The critics chimed in, and for the most part, the reviews were steady in their positivity. There were a few…let’s call them ‘detractors’…that questioned some choices, and a few that were only moderately uplifted, but for the most part we’re still in the green. YAY! Okay, enough with the slow-burning build-up; let’s see what the critics had to say!
“J.J. Abrams’ The Force Awakens delivers exactly what you want it to: rollicking adventure wrapped in epic mythology, a perfect amount of fan service that fires your geekiest synapses, and a just-right cliffhanger ending that paves the way for future installments.”

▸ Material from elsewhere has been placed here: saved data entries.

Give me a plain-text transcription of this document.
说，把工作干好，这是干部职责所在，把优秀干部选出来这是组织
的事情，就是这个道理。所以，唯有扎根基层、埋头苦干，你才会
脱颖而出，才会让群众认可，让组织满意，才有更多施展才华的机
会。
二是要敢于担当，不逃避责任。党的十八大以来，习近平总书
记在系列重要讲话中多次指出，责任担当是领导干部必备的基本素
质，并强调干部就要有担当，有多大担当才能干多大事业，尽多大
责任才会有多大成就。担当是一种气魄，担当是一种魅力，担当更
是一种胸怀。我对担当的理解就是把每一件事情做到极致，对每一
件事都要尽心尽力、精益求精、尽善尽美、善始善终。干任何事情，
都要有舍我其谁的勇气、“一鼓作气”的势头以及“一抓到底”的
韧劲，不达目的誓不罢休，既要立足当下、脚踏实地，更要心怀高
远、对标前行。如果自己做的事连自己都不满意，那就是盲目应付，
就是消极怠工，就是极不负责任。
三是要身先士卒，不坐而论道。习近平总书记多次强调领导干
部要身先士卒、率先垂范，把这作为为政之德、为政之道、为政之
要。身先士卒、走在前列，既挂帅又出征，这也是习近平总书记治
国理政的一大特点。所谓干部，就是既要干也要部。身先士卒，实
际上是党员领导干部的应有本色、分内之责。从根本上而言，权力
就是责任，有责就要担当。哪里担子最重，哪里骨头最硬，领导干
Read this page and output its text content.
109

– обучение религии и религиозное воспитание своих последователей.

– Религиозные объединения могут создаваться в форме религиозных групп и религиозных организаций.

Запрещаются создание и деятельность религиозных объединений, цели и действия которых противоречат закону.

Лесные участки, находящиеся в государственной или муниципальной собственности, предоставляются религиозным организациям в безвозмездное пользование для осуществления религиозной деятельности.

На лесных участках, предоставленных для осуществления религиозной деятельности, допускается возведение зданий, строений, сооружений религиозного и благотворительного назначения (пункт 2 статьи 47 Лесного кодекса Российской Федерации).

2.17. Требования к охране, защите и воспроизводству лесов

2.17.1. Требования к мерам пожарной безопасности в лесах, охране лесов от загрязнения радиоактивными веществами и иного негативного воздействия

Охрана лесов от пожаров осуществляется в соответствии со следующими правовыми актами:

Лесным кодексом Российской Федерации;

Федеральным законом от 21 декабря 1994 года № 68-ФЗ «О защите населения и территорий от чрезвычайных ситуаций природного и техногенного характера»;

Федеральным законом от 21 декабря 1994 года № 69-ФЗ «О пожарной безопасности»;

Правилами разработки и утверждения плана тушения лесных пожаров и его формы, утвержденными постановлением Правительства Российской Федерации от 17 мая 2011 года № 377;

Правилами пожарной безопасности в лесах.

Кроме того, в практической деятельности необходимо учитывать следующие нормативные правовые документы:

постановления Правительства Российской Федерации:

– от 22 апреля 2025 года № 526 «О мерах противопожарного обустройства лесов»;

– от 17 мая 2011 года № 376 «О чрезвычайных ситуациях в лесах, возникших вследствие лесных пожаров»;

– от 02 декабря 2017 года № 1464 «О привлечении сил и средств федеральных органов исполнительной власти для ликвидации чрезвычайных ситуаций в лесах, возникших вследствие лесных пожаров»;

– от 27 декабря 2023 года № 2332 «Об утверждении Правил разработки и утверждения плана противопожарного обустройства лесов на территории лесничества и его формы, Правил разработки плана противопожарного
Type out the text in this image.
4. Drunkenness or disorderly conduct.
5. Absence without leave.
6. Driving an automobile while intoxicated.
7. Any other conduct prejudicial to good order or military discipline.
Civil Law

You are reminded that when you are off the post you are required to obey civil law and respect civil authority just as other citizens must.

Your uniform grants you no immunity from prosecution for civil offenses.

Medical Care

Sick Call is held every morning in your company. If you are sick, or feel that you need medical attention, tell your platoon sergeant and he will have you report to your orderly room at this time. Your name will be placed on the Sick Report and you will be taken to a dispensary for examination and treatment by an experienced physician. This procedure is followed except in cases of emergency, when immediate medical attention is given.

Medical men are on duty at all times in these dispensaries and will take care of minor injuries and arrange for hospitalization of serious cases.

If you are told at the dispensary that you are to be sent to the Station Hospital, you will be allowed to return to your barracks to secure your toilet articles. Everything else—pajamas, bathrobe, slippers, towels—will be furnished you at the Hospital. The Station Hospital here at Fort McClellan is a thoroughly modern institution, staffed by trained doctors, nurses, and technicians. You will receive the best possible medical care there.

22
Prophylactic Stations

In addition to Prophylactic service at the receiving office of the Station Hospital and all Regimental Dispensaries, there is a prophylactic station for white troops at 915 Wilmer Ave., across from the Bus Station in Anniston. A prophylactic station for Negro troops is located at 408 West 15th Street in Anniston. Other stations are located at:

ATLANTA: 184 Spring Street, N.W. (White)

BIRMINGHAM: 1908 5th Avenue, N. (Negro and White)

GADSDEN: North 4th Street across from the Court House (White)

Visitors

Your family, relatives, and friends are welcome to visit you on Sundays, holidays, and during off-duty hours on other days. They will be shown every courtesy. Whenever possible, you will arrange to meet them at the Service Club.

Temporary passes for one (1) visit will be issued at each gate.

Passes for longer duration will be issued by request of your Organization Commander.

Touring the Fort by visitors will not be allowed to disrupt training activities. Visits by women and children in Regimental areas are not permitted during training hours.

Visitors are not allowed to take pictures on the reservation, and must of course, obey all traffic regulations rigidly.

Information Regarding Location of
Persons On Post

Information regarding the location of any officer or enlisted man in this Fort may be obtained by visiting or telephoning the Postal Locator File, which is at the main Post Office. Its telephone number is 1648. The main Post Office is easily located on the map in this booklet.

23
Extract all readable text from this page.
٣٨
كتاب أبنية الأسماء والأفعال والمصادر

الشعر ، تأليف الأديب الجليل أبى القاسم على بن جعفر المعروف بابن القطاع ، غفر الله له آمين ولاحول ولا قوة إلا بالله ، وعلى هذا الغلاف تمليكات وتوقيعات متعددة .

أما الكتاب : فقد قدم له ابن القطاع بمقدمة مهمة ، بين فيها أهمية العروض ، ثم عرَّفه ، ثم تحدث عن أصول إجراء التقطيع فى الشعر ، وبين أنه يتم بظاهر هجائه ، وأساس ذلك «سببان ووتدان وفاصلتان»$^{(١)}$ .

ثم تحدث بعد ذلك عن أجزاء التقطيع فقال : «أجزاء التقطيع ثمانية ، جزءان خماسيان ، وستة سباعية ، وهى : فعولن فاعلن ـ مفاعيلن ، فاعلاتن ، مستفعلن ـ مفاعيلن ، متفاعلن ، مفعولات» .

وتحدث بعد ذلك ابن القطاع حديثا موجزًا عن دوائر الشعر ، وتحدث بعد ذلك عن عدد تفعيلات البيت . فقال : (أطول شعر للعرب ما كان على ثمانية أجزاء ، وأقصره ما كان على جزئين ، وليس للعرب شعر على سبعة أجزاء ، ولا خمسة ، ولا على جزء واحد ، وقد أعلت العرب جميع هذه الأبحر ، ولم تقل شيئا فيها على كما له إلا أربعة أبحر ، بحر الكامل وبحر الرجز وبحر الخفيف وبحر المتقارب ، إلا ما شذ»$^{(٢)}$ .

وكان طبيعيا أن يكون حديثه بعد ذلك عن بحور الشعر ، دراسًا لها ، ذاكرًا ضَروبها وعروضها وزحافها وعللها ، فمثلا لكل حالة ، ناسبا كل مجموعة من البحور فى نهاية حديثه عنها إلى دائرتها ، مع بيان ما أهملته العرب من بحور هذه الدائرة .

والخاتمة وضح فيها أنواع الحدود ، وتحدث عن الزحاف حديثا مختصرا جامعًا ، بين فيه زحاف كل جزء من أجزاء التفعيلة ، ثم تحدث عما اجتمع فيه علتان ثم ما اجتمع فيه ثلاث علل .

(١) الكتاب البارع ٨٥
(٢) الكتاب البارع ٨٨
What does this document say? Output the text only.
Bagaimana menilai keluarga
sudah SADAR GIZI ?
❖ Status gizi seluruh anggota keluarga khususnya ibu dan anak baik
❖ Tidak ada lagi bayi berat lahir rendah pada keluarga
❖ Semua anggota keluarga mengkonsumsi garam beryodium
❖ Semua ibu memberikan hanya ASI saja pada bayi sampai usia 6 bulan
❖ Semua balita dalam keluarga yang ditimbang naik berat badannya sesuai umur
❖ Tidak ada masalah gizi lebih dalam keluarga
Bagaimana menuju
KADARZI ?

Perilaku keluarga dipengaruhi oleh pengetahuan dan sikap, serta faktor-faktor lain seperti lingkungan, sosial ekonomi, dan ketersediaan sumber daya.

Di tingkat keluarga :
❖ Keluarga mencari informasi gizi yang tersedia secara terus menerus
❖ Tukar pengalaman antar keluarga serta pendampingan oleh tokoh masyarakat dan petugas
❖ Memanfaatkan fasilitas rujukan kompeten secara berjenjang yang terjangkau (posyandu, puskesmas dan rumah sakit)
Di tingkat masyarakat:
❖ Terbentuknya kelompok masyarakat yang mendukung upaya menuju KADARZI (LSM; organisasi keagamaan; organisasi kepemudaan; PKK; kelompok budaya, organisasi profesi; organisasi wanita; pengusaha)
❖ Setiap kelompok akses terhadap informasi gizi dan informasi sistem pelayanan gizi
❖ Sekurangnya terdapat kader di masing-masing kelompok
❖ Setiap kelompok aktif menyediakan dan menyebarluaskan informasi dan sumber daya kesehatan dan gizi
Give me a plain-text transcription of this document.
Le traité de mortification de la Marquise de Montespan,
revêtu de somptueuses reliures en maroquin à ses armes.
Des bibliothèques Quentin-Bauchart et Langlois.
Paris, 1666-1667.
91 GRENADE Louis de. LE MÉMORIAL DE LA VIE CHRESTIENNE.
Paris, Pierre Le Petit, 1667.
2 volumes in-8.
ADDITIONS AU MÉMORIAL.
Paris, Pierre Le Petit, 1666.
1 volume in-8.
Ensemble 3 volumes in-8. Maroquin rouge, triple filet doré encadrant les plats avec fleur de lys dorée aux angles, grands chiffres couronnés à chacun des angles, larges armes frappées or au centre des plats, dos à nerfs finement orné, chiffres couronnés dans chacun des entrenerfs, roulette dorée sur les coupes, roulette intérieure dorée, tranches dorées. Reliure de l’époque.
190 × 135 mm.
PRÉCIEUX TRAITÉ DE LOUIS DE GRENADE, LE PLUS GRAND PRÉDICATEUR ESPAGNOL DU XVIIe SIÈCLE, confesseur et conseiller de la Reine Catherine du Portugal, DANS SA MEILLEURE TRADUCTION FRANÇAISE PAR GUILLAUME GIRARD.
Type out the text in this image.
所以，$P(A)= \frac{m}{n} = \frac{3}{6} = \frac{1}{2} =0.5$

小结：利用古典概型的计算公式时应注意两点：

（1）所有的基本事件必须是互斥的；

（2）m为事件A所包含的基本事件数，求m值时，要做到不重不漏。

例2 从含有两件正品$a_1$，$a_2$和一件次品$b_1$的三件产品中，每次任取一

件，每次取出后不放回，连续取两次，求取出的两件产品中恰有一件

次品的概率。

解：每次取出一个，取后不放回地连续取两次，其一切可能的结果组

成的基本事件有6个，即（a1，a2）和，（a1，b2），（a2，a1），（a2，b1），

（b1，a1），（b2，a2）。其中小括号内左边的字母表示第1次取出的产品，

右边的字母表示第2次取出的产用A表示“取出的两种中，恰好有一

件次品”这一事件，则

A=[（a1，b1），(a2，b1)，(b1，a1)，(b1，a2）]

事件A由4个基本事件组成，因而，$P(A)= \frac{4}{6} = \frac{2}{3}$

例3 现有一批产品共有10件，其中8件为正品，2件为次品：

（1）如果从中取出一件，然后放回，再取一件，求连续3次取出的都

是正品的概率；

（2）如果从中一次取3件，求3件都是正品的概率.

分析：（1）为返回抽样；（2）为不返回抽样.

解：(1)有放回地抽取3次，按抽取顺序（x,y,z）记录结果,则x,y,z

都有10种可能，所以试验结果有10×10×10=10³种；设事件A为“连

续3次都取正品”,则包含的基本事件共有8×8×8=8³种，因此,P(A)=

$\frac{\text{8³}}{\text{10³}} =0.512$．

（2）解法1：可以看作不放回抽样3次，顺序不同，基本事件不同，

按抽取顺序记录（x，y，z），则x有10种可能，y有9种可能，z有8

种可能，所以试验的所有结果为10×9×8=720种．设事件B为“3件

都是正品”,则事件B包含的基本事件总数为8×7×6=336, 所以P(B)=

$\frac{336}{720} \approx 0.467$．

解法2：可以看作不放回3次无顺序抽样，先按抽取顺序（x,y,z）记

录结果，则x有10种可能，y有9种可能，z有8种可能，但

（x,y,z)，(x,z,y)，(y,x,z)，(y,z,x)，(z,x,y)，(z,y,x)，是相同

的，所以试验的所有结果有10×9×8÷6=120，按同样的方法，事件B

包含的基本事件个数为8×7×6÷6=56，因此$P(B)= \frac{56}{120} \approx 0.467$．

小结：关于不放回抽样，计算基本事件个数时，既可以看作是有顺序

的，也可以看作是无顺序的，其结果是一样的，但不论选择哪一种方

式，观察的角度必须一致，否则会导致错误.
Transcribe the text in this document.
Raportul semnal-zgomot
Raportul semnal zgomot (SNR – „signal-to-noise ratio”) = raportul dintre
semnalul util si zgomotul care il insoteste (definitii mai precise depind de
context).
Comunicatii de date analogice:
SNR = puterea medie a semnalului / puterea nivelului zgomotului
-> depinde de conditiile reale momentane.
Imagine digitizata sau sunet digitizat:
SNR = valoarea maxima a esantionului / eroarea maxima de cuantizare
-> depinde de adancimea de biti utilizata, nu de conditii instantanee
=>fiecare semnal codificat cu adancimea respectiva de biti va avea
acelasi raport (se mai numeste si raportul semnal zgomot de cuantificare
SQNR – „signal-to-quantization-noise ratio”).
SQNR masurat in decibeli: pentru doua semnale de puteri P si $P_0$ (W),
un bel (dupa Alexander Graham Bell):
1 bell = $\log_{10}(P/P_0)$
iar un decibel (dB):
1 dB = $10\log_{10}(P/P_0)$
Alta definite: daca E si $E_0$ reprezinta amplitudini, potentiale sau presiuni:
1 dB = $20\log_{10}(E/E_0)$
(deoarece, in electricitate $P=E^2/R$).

“Despite the prerelease hype, it won’t save the world, not even Hollywood, but it seamlessly balances cozy favorites – Harrison Ford, ladies and gentlemen – and new kinetic wows along with some of the niceties that went missing as the series grew into a phenomenon, most crucially a scale and a sensibility that is rooted in the human.”
—The New York Times
“Abrams has done stellar work by casting actors who will be unknown to most filmgoers but who shoulder their responsibilities with skill and confidence. Daisy Ridley resembles the plucky younger sister of Emma Watson and Keira Knightley as Rey, a scrappy, steampunk-ish scavenger who befriends a wandering soldier named Finn (John Boyega). Oscar Isaac brings just the right amount of cocksure street smarts to his role as Poe Dameron, and Adam Driver is similarly right-on as a shadowy, somewhat simian figure named Kylo Ren.”
–The Washington Post
“The Force Awakens leans heavily into shades of Star Wars past and isn’t shy about that in the least. There are visually spectacular dogfights between X-wings and TIE Fighters set to John Williams’ sparkling score; another overarching bad guy who uses holograms, Supreme Leader Snoke (played via motion capture by Andy Serkis), a nasty figure along the lines of the late Emperor; and Starkiller Base, which makes the Death Star look like a Fisher-Price My First Space Battle Station.”
— USA Today
“Risking heresy, it’s worth noting that Abrams actually did smarter, more inventive work on his 2009 reboot of Star Trek, no doubt in part because he was working with a less heavily guarded enterprise. Star Wars, at once a cultural juggernaut and a sacrosanct institution, resists any attempt to reimagine its landscape too aggressively or imaginatively; that may be to the detriment of this diverting first effort, but Abrams has more than stoked our anticipation for what his successors may have up their sleeves.”
“It’s a very good movie, I’d say, and should entertain audiences both deeply and casually invested in the ongoing saga of the Skywalker family. Made with a profound sense of passion and respect by an entire generation of filmmakers and performers who were influenced by the original films, this is a deeply affectionate film, and that affection, that honestly felt love, is what is going to make all the difference for viewers.”
“The Force Awakens is the Star Wars movie for remix and remake culture. It’s not a remake or a reboot, but it’s a movie that tells a story not entirely dissimilar from the original Star Wars, except that many of the familiar beats and moments have a spin put on them.”
And there you have it! Mostly positive! YAY!
Star Wars: The Force Awakens debuts – and I can’t believe I’m finally typing this – TONIGHT!!!